A Windows CLI application that converts PDF documents to Markdown using AI-powered transcription.
pdf2md renders each page of a PDF as an image, sends each image to OpenAI's GPT-5 vision API for transcription, and combines the results into a single Markdown file.
- Windows 10 or later (64-bit)
- Internet connection (for OpenAI API calls)
- Valid OpenAI API key with GPT-5 access
Download pdf2md.exe from the GitHub Releases page. No installation is required; the executable is self-contained.
Place the executable in a directory on your PATH, or run it directly from any location.

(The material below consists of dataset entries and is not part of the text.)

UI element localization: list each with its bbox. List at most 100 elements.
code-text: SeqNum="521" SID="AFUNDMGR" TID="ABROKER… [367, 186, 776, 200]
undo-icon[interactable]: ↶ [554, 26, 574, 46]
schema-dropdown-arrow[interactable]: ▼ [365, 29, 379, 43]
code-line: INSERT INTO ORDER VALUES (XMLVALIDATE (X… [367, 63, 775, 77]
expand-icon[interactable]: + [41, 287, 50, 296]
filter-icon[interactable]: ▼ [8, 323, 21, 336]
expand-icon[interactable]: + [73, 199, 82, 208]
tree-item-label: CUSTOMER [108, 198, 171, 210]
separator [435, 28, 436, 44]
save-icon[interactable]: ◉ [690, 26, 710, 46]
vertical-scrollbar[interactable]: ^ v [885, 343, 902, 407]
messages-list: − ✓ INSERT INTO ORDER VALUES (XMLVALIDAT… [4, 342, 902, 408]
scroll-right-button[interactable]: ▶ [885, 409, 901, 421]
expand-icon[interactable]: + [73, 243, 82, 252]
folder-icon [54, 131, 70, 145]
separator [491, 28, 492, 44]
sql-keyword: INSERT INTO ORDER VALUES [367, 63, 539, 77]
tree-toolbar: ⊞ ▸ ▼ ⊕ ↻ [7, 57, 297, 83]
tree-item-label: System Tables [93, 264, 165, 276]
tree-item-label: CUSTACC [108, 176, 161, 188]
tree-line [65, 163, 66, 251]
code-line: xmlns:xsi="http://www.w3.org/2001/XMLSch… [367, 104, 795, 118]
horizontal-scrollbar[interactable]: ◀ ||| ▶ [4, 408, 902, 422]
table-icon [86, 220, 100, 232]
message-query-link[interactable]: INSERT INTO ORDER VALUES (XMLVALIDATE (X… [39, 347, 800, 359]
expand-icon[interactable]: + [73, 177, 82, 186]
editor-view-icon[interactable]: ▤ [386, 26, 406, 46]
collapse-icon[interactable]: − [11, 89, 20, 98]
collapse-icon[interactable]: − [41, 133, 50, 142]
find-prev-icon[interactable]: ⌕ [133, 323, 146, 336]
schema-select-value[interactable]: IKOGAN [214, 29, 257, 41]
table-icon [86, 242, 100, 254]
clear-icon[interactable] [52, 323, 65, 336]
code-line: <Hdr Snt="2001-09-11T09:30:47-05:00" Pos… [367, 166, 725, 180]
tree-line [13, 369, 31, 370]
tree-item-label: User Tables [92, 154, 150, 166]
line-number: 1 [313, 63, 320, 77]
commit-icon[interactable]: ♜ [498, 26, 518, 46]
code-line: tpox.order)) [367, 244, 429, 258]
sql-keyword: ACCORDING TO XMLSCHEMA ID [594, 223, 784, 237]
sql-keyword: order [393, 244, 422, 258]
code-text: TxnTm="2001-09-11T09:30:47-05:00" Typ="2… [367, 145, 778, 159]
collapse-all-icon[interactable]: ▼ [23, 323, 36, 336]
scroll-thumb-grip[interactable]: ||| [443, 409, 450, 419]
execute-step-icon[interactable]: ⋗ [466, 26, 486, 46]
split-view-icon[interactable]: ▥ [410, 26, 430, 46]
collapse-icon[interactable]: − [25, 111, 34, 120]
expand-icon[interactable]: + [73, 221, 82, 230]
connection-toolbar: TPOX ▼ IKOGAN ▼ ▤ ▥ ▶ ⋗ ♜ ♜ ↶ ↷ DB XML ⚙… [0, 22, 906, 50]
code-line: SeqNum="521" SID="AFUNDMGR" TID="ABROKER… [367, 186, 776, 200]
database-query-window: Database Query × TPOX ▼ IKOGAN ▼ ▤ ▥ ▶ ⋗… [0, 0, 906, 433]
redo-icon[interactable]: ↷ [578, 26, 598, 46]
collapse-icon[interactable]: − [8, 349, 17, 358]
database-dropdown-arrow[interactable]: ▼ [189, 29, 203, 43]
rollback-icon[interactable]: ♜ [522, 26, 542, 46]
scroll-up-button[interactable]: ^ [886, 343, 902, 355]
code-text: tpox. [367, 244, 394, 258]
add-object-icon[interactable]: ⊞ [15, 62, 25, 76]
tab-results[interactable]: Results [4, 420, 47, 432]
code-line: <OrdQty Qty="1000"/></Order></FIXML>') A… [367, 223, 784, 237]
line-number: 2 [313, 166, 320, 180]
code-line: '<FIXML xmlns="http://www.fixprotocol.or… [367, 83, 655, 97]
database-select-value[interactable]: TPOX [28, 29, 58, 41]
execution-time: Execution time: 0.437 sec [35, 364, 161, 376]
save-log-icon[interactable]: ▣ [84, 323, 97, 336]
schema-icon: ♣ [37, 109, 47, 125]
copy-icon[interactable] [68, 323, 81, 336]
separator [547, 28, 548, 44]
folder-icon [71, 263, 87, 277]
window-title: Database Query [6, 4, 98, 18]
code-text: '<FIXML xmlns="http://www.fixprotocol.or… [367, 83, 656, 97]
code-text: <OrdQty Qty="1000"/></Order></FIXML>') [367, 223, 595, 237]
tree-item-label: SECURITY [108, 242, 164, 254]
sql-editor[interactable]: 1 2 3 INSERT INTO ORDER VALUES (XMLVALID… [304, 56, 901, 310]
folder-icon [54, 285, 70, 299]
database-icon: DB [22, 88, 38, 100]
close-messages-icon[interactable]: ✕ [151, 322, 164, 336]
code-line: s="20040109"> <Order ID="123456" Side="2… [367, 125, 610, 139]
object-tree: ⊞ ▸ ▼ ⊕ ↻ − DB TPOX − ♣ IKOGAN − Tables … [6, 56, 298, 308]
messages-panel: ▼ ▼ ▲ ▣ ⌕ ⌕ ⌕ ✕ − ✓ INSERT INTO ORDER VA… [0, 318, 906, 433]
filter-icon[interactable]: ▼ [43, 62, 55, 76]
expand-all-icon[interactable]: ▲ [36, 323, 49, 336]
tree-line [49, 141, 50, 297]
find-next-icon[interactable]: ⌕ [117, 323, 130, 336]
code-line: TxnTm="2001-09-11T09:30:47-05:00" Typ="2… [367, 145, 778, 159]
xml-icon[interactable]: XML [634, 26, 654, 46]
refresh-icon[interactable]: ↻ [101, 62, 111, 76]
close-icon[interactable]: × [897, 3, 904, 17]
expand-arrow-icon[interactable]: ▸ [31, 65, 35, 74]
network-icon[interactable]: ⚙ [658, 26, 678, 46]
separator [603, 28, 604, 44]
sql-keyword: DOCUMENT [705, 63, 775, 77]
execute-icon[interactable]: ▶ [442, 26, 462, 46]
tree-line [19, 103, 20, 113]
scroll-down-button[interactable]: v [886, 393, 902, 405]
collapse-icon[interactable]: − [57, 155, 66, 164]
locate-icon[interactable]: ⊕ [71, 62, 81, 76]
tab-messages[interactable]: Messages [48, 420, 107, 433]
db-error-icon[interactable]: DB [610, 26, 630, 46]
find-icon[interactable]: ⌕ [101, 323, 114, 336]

pdf2md [options] <input.pdf> [output.md]
| Argument | Description |
|---|---|
input.pdf |
Path to the PDF file to convert (required) |
output.md |
Path for the output Markdown file (optional, defaults to <input>.md) |
| Option | Default | Description |
|---|---|---|
--temp-dir <path> |
. (current directory) |
Directory for temporary page images |
--workers <n> |
1 |
Number of parallel transcription workers |
# Convert report.pdf to report.md
pdf2md report.pdf
# Specify output file location
pdf2md report.pdf notes/output.md
# Transcribe 4 pages in parallel for faster processing
pdf2md --workers 4 large-doc.pdf
# Use a specific directory for temporary files
pdf2md --temp-dir /tmp report.pdfSet the OPENAI_API_KEY environment variable before running pdf2md:
# Windows Command Prompt
set OPENAI_API_KEY=sk-...
# Windows PowerShell
$env:OPENAI_API_KEY = "sk-..."
# Git Bash / WSL
export OPENAI_API_KEY=sk-...The API key is not accepted as a command-line argument to avoid accidental exposure in shell history.
- Rendering: Each page of the PDF is rendered to a JPEG image using PDFium at 150 DPI.
- Transcription: Each page image is sent to OpenAI's GPT-5 vision API with a prompt to transcribe the content to Markdown.
- Combination: The Markdown outputs from all pages are joined with horizontal rule separators (
---) into a single file.
Temporary image files are created during processing and automatically cleaned up when the conversion completes or if an error occurs.
Use the --workers option to transcribe multiple pages simultaneously. This can significantly speed up conversion of large documents. Each worker processes one page at a time, and results are combined in the correct page order regardless of completion order.
Note: Higher worker counts increase API request concurrency. Ensure your OpenAI account rate limits can accommodate the number of workers you specify.
| Error | Meaning |
|---|---|
File not found: <path> |
The input PDF file does not exist |
File does not appear to be a PDF: <path> |
The input file does not have a .pdf extension (warning only) |
Cannot write to: <path> |
The output path is not writable |
Temp directory not found: <path> |
The specified temp directory does not exist |
Cannot write to temp directory: <path> |
The temp directory is not writable |
OPENAI_API_KEY environment variable not set |
The API key is missing |
OpenAI authentication failed |
The API key is invalid |
Rate limited |
Too many API requests; the application will retry automatically |
This project is released into the public domain under the Unlicense.